If The Independent was the answer when it was launched on 7 October 1986, thirty years ago today, what was the question? Or, more precisely, what were the questions?
Back then Fleet Street, with printing presses thumping away down side streets and the pubs full of journalists, gave no sign that third party politics had arrived. The Times, the Telegraph, the Daily Mail and the Sun unswervingly supported the Conservative Party. The Guardian and the Daily Mirror were likewise totally loyal to the Labour Party.
Fleet Street had failed to notice that in March 1981, four senior Labour figures, Roy Jenkins, David Owen, Bill Rodgers and Shirley Williams, the ‘Gang of Four’, left the party and founded a new centrist grouping, the Social Democratic Party (SDP). In 1988, when The Independent was two years old, the SDP merged with the old, historic Liberal Party to form what became the Liberal Democrats. Third party politics had arrived and became a permanent feature of British politics.
This meant that the political leanings of newspaper readers were likely to be more variable than had hitherto been assumed. So a mix of opinions would be a necessity. Thus we had William Rees-Mogg writing for us, a former editor of The Times, whose opinions were more to the right than to the left at the same time as Peter Jenkins, who had been a policy editor and political commentator of The Guardian for eleven years.
We weren’t, however, going to be standard bearers for the Lib Dems. From the beginning we declined to maintain permanent allegiance with any political party. That tradition, I am glad to say, persists.
The second question concerned our ownership. What difference would it make that, unlike all other national newspapers, when we launched no press baron was involved? The publishing company was owned by thirty financial institutions, insurance companies, pension funds, venture capital specialists and the like. No single holder owned more than a small percentage of the shares.
This structure lasted until 1993 when, one fateful day, Rupert Murdoch substantially reduced the cover price of The Times, which The Independent was outselling at the time. This posed a terrible financial strain that we were unable to sustain without seeking additional capital. As a result, new shareholders came in to replace the financial institutions. Since 2010, the Russian businessman Alexander Lebedev and his son, Evgeny, who is based in London, have owned the Independent titles.
Some may find the answer to the second question surprising. For the truth is that all The Independent’s owners without exception have been excellent. In no case have they ever tried to influence the editorial output.

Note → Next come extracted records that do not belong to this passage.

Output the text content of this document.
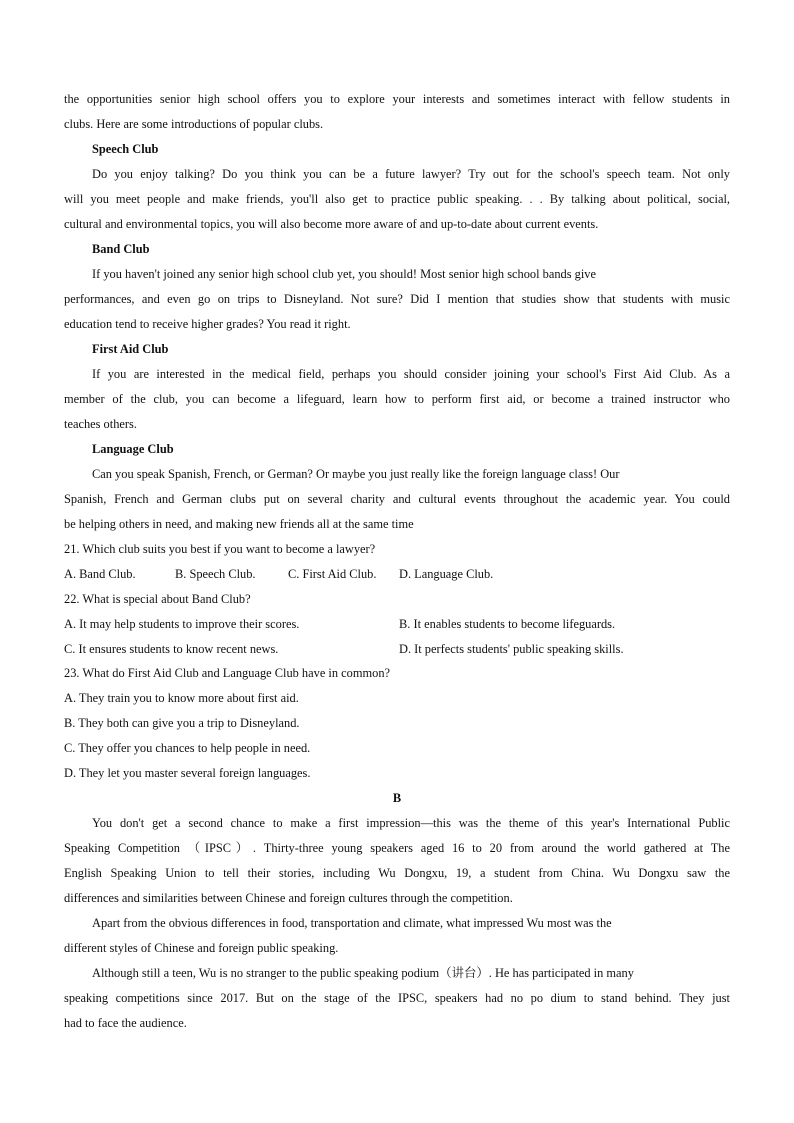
the opportunities senior high school offers you to explore your interests and sometimes interact with fellow students in
clubs. Here are some introductions of popular clubs.
Speech Club
Do you enjoy talking? Do you think you can be a future lawyer? Try out for the school's speech team. Not only
will you meet people and make friends, you'll also get to practice public speaking. . . By talking about political, social,
cultural and environmental topics, you will also become more aware of and up-to-date about current events.
Band Club
If you haven't joined any senior high school club yet, you should! Most senior high school bands give
performances, and even go on trips to Disneyland. Not sure? Did I mention that studies show that students with music
education tend to receive higher grades? You read it right.
First Aid Club
If you are interested in the medical field, perhaps you should consider joining your school's First Aid Club. As a
member of the club, you can become a lifeguard, learn how to perform first aid, or become a trained instructor who
teaches others.
Language Club
Can you speak Spanish, French, or German? Or maybe you just really like the foreign language class! Our
Spanish, French and German clubs put on several charity and cultural events throughout the academic year. You could
be helping others in need, and making new friends all at the same time
21. Which club suits you best if you want to become a lawyer?
A. Band Club.	B. Speech Club.	C. First Aid Club. D. Language Club.
22. What is special about Band Club?
A. It may help students to improve their scores.	B. It enables students to become lifeguards.
C. It ensures students to know recent news.	D. It perfects students' public speaking skills.
23. What do First Aid Club and Language Club have in common?
A. They train you to know more about first aid.
B. They both can give you a trip to Disneyland.
C. They offer you chances to help people in need.
D. They let you master several foreign languages.
B
You don't get a second chance to make a first impression—this was the theme of this year's International Public
Speaking Competition （IPSC）. Thirty-three young speakers aged 16 to 20 from around the world gathered at The
English Speaking Union to tell their stories, including Wu Dongxu, 19, a student from China. Wu Dongxu saw the
differences and similarities between Chinese and foreign cultures through the competition.
Apart from the obvious differences in food, transportation and climate, what impressed Wu most was the
different styles of Chinese and foreign public speaking.
Although still a teen, Wu is no stranger to the public speaking podium（讲台）. He has participated in many
speaking competitions since 2017. But on the stage of the IPSC, speakers had no po dium to stand behind. They just
had to face the audience.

The final question to be answered was very different and, in the event, much more profound. What use would we make of the new digital technology that Fleet Street’s trade unions had adamantly refused to accept but which newspapers all over the world were beginning to adopt? Fortunately, because we were able to use printing plants outside London, we could benefit. But never for one moment did we understand that these new computers, which allowed us swiftly and efficiently to edit and design pages on screen, were merely the opening stages of a technological revolution that would be followed in short order by the Internet, the mobile phone and Facebook. What we had welcomed with such enthusiasm in 1986 finally killed off the print edition.
Nonetheless, we accepted the old injunction – if you cannot beat them, join them. That is why you are reading these words online or on the iPad edition. This is emphatically not a defeat but a new and interesting challenge, as the editor, Christian Broughton, explains on the final page of this supplement.